On Monday 25 January HMRC finally bowed to pressure from the professional bodies and agreed to relax the penalty regime for individuals who found it impossible to submit their 2019/20 SA tax return on time. If that return is submitted by 28 February no penalty notice will be raised.
This is an improvement on the previous HMRC concession which was to allow 90 days in which to appeal against late filing penalties instead of 30 days.
However, the tax payment deadline has not changed.
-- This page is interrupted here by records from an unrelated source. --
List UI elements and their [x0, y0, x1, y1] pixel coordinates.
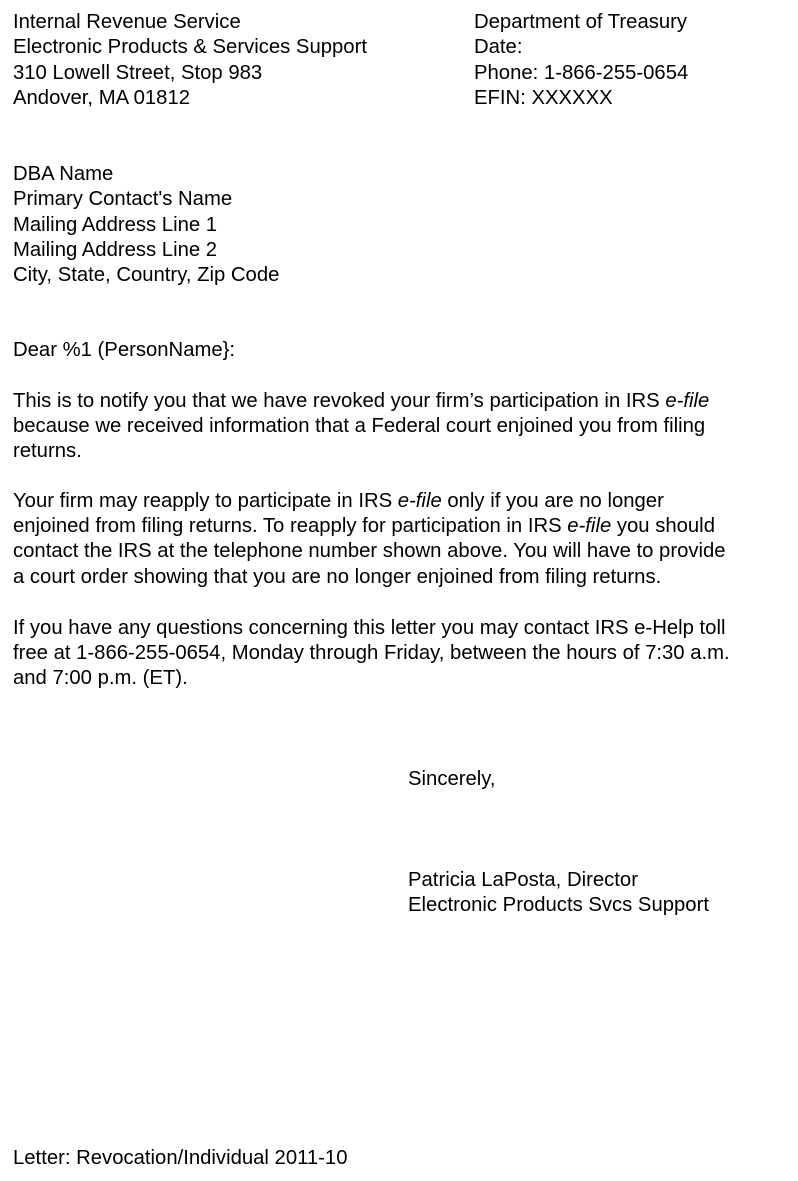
- paragraph-line: [13, 514, 715, 539]
- text-segment: because we received information that a Federal court enjoined you from filing: [13, 415, 706, 438]
- emphasis-text: e-file: [397, 490, 442, 512]
- signature-line: Electronic Products Svcs Support: [408, 894, 709, 917]
- recipient-address-line: City, State, Country, Zip Code: [13, 264, 280, 287]
- paragraph-line: [13, 414, 705, 439]
- text-segment: a court order showing that you are no longer enjoined from filing returns.: [13, 565, 662, 588]
- text-segment: you should: [611, 515, 715, 538]
- recipient-address-line: Mailing Address Line 1: [13, 213, 218, 236]
- paragraph-line: [13, 616, 725, 641]
- text-segment: free at 1-866-255-0654, Monday through Friday, between the hours of 7:30 a.m.: [13, 642, 730, 665]
- sender-info-line: EFIN: XXXXXX: [474, 86, 613, 109]
- sender-info-line: Phone: 1-866-255-0654: [474, 61, 689, 84]
- signature-line: Patricia LaPosta, Director: [408, 869, 638, 891]
- sender-address-line: Andover, MA 01812: [13, 86, 191, 109]
- paragraph-line: [13, 439, 82, 464]
- sender-address-line: 310 Lowell Street, Stop 983: [13, 61, 263, 84]
- emphasis-text: e-file: [567, 515, 612, 538]
- recipient-address-line: DBA Name: [13, 163, 114, 185]
- recipient-address-line: Mailing Address Line 2: [13, 238, 218, 261]
- footer-letter-id: Letter: Revocation/Individual 2011-10: [13, 1147, 348, 1169]
- paragraph-line: [13, 565, 661, 590]
- text-segment: returns.: [13, 440, 82, 463]
- emphasis-text: e-file: [665, 390, 710, 412]
- closing: Sincerely,: [408, 768, 496, 790]
- paragraph-line: [13, 389, 709, 414]
- paragraph-line: [13, 641, 730, 666]
- text-segment: and 7:00 p.m. (ET).: [13, 667, 188, 690]
- salutation: Dear %1 (PersonName}:: [13, 339, 236, 361]
- paragraph-line: [13, 489, 664, 514]
- sender-address-line: Internal Revenue Service: [13, 11, 241, 33]
- sender-address-line: Electronic Products & Services Support: [13, 36, 367, 59]
- paragraph-line: [13, 539, 726, 564]
- text-segment: only if you are no longer: [441, 490, 664, 512]
- text-segment: Your firm may reapply to participate in IRS: [13, 490, 398, 512]
- text-segment: If you have any questions concerning this letter you may contact IRS e-Help toll: [13, 617, 726, 639]
- text-segment: This is to notify you that we have revoked your firm’s participation in IRS: [13, 390, 666, 412]
- sender-info-line: Date:: [474, 36, 523, 59]
- sender-info-line: Department of Treasury: [474, 11, 688, 33]
- text-segment: contact the IRS at the telephone number shown above. You will have to provide: [13, 540, 726, 563]
- text-segment: enjoined from filing returns. To reapply for participation in IRS: [13, 515, 568, 538]
- recipient-address-line: Primary Contact's Name: [13, 188, 233, 211]
- paragraph-line: [13, 666, 188, 691]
Interest will accrue at 2.6% from 1 February 2021 on any part of the tax bill paid after 31 January, even if it is paid under an agreed payment plan (time to pay arrangement).
If you will find it difficult to pay all your tax by 31 January, you should apply to HMRC for payment plan as we explained on 14 January 2021. But HMRC will not consider the taxpayer’s application for time to pay until your 2019/20 return has been received and processed.
Working out a payment schedule for a self-employed taxpayer over 2021 is particularly difficult, as we still have no idea of how much the fourth SEISS grant will be, or when it will be paid. It appears that the Chancellor wants to reveal this information as part of his Budget statement on 3 March, which will be a month too late for most self-employed traders.
The tax return completion process also involves reviewing the tax return for the prior year: 2018/19, to check that all elections and claims relating to that year have been submitted. Most of those elections for 2018/19 will have a filing deadline of 31 January 2021, and that hasn’t changed.
Taxpayers who are claiming working or child tax credits had to renew their tax credits claim for 2020/21 by 31 July 2020, and finalise the 2019/20 claim by the same date. If estimated figures were provided in July 2020 the final income figures need to be provided to HMRC by 31 January 2021.